I just received some bad news, my cousin Vinnie the P. is
planning my birthday party. This is going to be the most BORING party in the
history of the Woodpile. I can just imagine it now, long winded speeches, even
longer toasts, champagne instead of beer, and philosophical jokes that will takes
hours, if not days, to figure out the punch line.
This is a desperate plea to my loyal fans – I need your best
excuses for not showing up to one’s own birthday party.
I am afraid Vinnie anticipated that move. All of social
media accounts mysteriously stopped working. So, I haven’t been able to read
any of your excellent suggestions.
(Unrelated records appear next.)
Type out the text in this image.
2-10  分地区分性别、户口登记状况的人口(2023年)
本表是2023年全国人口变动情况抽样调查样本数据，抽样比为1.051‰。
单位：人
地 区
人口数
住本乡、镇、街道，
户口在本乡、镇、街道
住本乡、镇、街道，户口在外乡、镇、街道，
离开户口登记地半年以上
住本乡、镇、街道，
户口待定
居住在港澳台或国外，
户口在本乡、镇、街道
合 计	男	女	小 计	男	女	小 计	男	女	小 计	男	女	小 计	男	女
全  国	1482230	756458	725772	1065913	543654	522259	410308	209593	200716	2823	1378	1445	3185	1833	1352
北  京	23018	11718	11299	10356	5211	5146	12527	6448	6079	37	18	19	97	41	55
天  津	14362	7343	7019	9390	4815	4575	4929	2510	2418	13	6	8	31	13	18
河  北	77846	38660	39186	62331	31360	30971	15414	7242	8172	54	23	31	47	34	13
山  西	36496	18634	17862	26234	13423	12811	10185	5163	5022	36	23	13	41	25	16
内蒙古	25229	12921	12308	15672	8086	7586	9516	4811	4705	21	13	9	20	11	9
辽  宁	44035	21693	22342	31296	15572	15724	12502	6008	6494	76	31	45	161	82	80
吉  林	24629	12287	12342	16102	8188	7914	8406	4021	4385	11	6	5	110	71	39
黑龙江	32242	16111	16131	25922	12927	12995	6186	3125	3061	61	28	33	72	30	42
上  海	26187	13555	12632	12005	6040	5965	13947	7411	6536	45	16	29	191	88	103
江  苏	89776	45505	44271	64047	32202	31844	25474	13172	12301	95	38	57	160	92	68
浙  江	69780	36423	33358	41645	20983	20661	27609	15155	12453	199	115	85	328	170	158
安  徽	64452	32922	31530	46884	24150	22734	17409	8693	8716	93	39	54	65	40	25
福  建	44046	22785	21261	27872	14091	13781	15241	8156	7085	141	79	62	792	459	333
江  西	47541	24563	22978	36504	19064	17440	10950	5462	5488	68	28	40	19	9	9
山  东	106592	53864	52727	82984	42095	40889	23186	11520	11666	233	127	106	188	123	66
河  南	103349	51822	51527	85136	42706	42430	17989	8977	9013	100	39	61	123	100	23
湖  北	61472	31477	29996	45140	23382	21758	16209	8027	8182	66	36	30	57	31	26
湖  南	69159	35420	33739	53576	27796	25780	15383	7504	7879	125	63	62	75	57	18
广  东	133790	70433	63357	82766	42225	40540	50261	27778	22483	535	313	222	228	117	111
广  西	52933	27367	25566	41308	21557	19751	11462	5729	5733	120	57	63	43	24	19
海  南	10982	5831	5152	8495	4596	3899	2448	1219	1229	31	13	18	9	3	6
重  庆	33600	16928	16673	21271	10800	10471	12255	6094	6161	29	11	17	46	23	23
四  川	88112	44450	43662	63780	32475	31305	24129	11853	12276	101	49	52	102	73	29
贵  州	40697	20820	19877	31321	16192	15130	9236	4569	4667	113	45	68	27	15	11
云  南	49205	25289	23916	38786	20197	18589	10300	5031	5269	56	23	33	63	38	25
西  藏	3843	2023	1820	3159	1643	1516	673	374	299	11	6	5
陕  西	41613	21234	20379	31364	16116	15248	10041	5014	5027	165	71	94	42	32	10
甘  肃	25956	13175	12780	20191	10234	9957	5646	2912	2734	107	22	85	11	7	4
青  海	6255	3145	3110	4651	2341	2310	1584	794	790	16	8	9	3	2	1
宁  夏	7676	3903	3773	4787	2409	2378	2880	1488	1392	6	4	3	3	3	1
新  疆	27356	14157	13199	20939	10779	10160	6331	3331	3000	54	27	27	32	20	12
I guess I am stuck going to this party.
Well, I wasn’t expecting Birthday hats. Maybe I
can hide under it?
This is interesting … a safari themed Birthday party.
Wow, Godiva sunflower seeds. At least Vinnie has
good taste in food.
Just after all the guests arrived, all of the cell phones rang at once. We received an emergency alert, a lion had escaped from the Zoo and had last been spotted heading towards the Woodpile. I have heard lions eat chipmunks as appetizers!
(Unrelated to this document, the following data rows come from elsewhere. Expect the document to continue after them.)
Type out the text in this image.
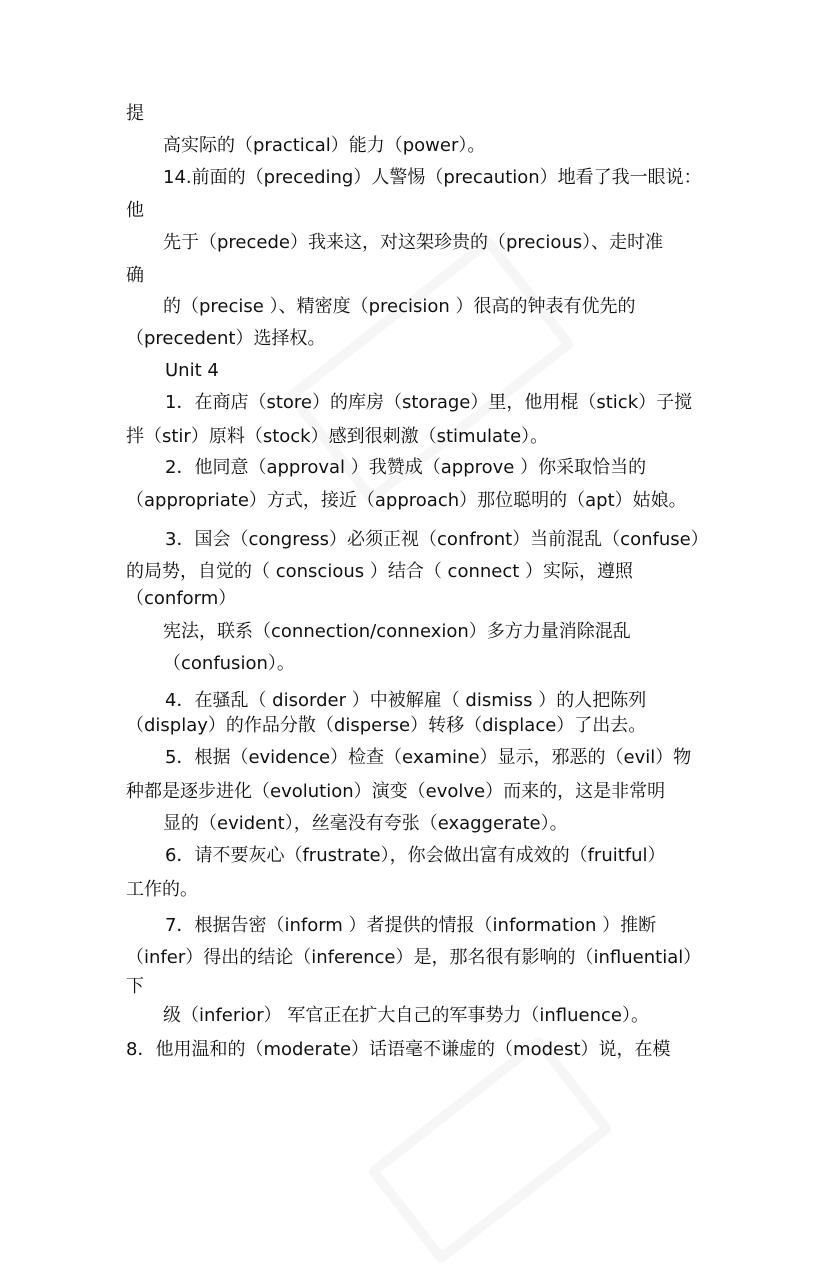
提
高实际的（practical）能力（power）。
14.前面的（preceding）人警惕（precaution）地看了我一眼说：
他
先于（precede）我来这，对这架珍贵的（precious）、走时准
确
的（precise ）、精密度（precision ）很高的钟表有优先的
（precedent）选择权。
Unit 4
1．在商店（store）的库房（storage）里，他用棍（stick）子搅
拌（stir）原料（stock）感到很刺激（stimulate）。
2．他同意（approval ）我赞成（approve ）你采取恰当的
（appropriate）方式，接近（approach）那位聪明的（apt）姑娘。
3．国会（congress）必须正视（confront）当前混乱（confuse）
的局势，自觉的（ conscious ）结合（ connect ）实际，遵照
（conform）
宪法，联系（connection/connexion）多方力量消除混乱
（confusion）。
4．在骚乱（ disorder ）中被解雇（ dismiss ）的人把陈列
（display）的作品分散（disperse）转移（displace）了出去。
5．根据（evidence）检查（examine）显示，邪恶的（evil）物
种都是逐步进化（evolution）演变（evolve）而来的，这是非常明
显的（evident），丝毫没有夸张（exaggerate）。
6．请不要灰心（frustrate），你会做出富有成效的（fruitful）
工作的。
7．根据告密（inform ）者提供的情报（information ）推断
（infer）得出的结论（inference）是，那名很有影响的（influential）
下
级（inferior） 军官正在扩大自己的军事势力（influence）。
8．他用温和的（moderate）话语毫不谦虚的（modest）说，在模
We heard rustling in the grass and saw a pair of
pointy ears. Was it the lion or Mr. Spock visiting from the Enterprise?
Nope, it was Bugs Bunny on vacation from Disney World.
I climbed to the top of the Woodpile for a better
look. But, I didn’t see any danger.
On the way back to the party, I thought I heard a
strange animal sound behind me.
Oh @#$%, this looks really bad … RUN FOR YOUR
LIVES!
Hi folks its me Vinnie. I bet you never thought I could
pull off the best practical joke of the century?! Ha, Ha. Do you think I should
let poor Chippy know? Nah, no fun in that.